Foreword

I am honoured and privileged to contribute this foreword to this important report from Aitheantas – Adoptee Identity Rights. I write as an ally and a supporter of adoptees struggling to realise their rights. This timely report sets out the findings of recent research conducted with adoptees and their families during late 2019, through 2020 and in early 2021. 

The report goes to the heart of an existential question that people have always asked “where do I come from”? My children asked me and I was able to tell them. Answering this most fundamental question is core to a person having a clear sense of their identity, to which we have a right. It is also important for practical matters relating to health and wellbeing including having knowledge of hereditary health conditions like breast cancer where screening and early detection can save lives. 

Yet today people in Ireland, through no fault of their own and because they were adopted, continue to be denied the information they need to answer that most basic of questions “where do I come from”? Their children and their children’s children are also so deprived, adding intergenerational insult to injury. The stigma experienced by adoptees and their families endures and is well articulated in this report. 

The current challenges for adoptees in accessing information about themselves, arises in the main from the closed adoption system pursued in Ireland from the 1950’s onward. Views have changed over time and adoptees’ right to their personal information has begun to be recognised. The European Court of Human Rights has recognised the right to identity as a fundamental right in numerous judgements. 

In Ireland constitutional rights to identity were first recognised in a Supreme Court decision IOT v B in 1998. The Court held that the right to know the identity of one’s “natural mother” was an unenumerated right under article 40.3.1 in Bunreacht na hEireann. 

Yet almost a quarter century on from that Supreme Court decision, Ireland is and remains out of step with progressive norms now in place in many other countries relating to adoptees rights to and access to information about who they are. There is evidence that Ireland has the most restrictive system in the European Union when it comes to accessing information on adoptees’ personal health, history and heritage. 
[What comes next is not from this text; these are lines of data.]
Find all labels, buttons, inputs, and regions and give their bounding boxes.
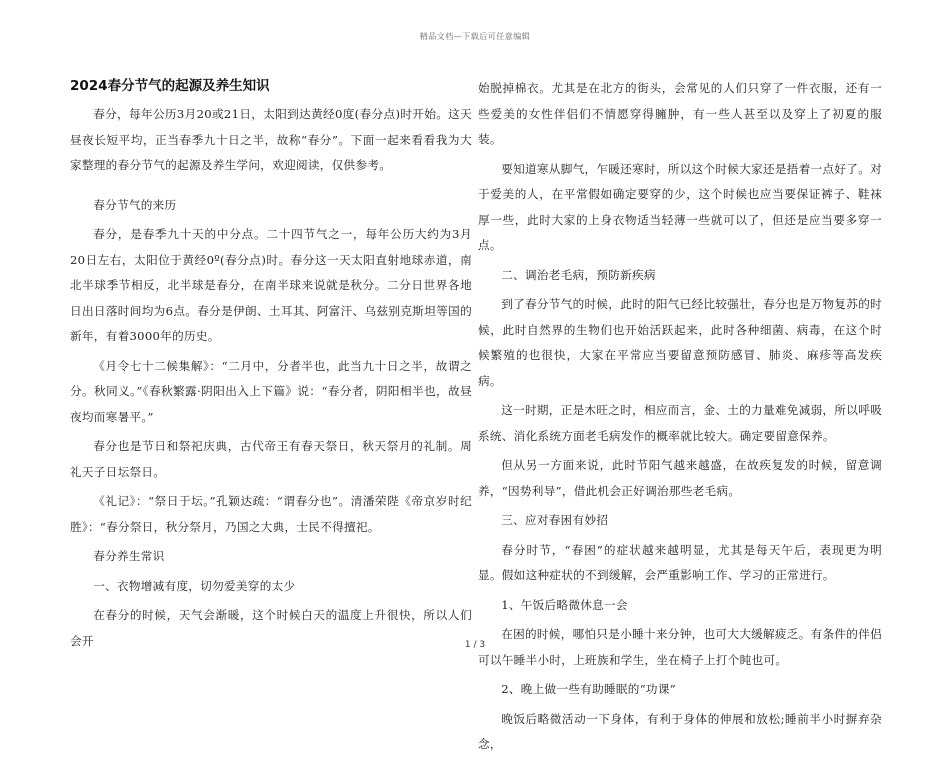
left-column [70,76,472,658]
intro-paragraph: 春分，每年公历3月20或21日，太阳到达黄经0度(春分点)时开始。这天昼夜长短平均，正当春季九十日之半，故称“春分”。下面一起来看看我为大家整理的春分节气的起源及养生学问，欢迎阅读，仅供参考。 [70,107,472,172]
paragraph: 在困的时候，哪怕只是小睡十来分钟，也可大大缓解疲乏。有条件的伴侣可以午睡半小时，上班族和学生，坐在椅子上打个盹也可。 [478,627,882,667]
paragraph: 在春分的时候，天气会渐暖，这个时候白天的温度上升很快，所以人们会开 [70,608,472,648]
paragraph: 要知道寒从脚气，乍暖还寒时，所以这个时候大家还是捂着一点好了。对于爱美的人，在平常假如确定要穿的少，这个时候也应当要保证裤子、鞋袜厚一些，此时大家的上身衣物适当轻薄一些就可以了，但还是应当要多穿一点。 [478,161,882,252]
paragraph: 但从另一方面来说，此时节阳气越来越盛，在故疾复发的时候，留意调养，“因势利导”，借此机会正好调治那些老毛病。 [478,458,882,498]
paragraph: 春分，是春季九十天的中分点。二十四节气之一，每年公历大约为3月20日左右，太阳位于黄经0º(春分点)时。春分这一天太阳直射地球赤道，南北半球季节相反，北半球是春分，在南半球来说就是秋分。二分日世界各地日出日落时间均为6点。春分是伊朗、土耳其、阿富汗、乌兹别克斯坦等国的新年，有着3000年的历史。 [70,227,472,343]
paragraph: 晚饭后略微活动一下身体，有利于身体的伸展和放松;睡前半小时摒弃杂念， [478,711,882,751]
right-column [478,76,882,762]
page-indicator: 1 / 3 [464,640,486,650]
paragraph: 到了春分节气的时候，此时的阳气已经比较强壮，春分也是万物复苏的时候，此时自然界的生物们也开始活跃起来，此时各种细菌、病毒，在这个时候繁殖的也很快，大家在平常应当要留意预防感冒、肺炎、麻疹等高发疾病。 [478,297,882,388]
paragraph: 《礼记》：“祭日于坛。”孔颖达疏：“谓春分也”。清潘荣陛《帝京岁时纪胜》：“春分祭日，秋分祭月，乃国之大典，士民不得擅祀。 [70,494,472,534]
paragraph: 这一时期，正是木旺之时，相应而言，金、土的力量难免减弱，所以呼吸系统、消化系统方面老毛病发作的概率就比较大。确定要留意保养。 [478,403,882,443]
page-header: 精品文档—下载后可任意编辑 [419,32,531,41]
section-heading-origin: 春分节气的来历 [93,197,177,212]
paragraph: 《月令七十二候集解》：“二月中，分者半也，此当九十日之半，故谓之分。秋同义。”《春秋繁露·阴阳出入上下篇》说：“春分者，阴阳相半也，故昼夜均而寒暑平。” [70,358,472,424]
section-heading-health: 春分养生常识 [93,549,165,563]
paragraph-continuation: 始脱掉棉衣。尤其是在北方的街头，会常见的人们只穿了一件衣服，还有一些爱美的女性伴侣们不情愿穿得臃肿，有一些人甚至以及穿上了初夏的服装。 [478,81,882,146]
subsection-heading: 一、衣物增减有度，切勿爱美穿的太少 [93,578,296,593]
subsection-heading: 二、调治老毛病，预防新疾病 [501,267,656,282]
document-title: 2024春分节气的起源及养生知识 [70,78,270,94]
paragraph: 春分也是节日和祭祀庆典，古代帝王有春天祭日，秋天祭月的礼制。周礼天子日坛祭日。 [70,439,472,479]
subsection-heading: 三、应对春困有妙招 [501,513,609,527]
list-item-heading: 2、晚上做一些有助睡眠的“功课” [501,682,676,696]
list-item-heading: 1、午饭后略微休息一会 [501,597,628,612]
paragraph: 春分时节，“春困”的症状越来越明显，尤其是每天午后，表现更为明显。假如这种症状的不到缓解，会严重影响工作、学习的正常进行。 [478,542,882,582]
Ireland is also out of step with public perceptions. More than 90% of respondents to a recent survey believed that adoptees have an automatic right to their birth certificate. This is not the case.  As a result of Ireland’s highly restrictive approach, today access to birth details and other information remains extremely difficult for adoptees. This is not fair. This is discriminatory. It can and must be put right.

The State has successively failed to legislate on this matter. It would seem that the voices of direct experience have not been heard and not adequately or appropriately responded to as yet. 

Issues have been flagged by Aitheantas and other groups about very real concerns relating to the Birth Information and Tracing Bill 2021, now under consideration in the Oireachtas. 

This report shows how some of the assigned agencies involved have lost the trust and confidence of adoptees. There are calls in this report for a new agency to be established. 

The Black Civil Rights Activist James Baldwin once said “Not everything that is faced can be changed, but nothing can be changed until it’s faced”. I am calling on legislators and others to face up to the unnecessary and harmful challenges adoptees and their families continue to face and to listen to them. And to take note of this important report by Aitheantas and deepen your understanding. Hear the voices of adoptees and their families. Feel their pain. Acknowledge their anger and frustration. Above all listen to them and act. 

When we know better we can do better according to Maya Angelou. Do better by adoptees. Vindicate their rights to know who they are. You can make a good start by reading this report. The time for action is now.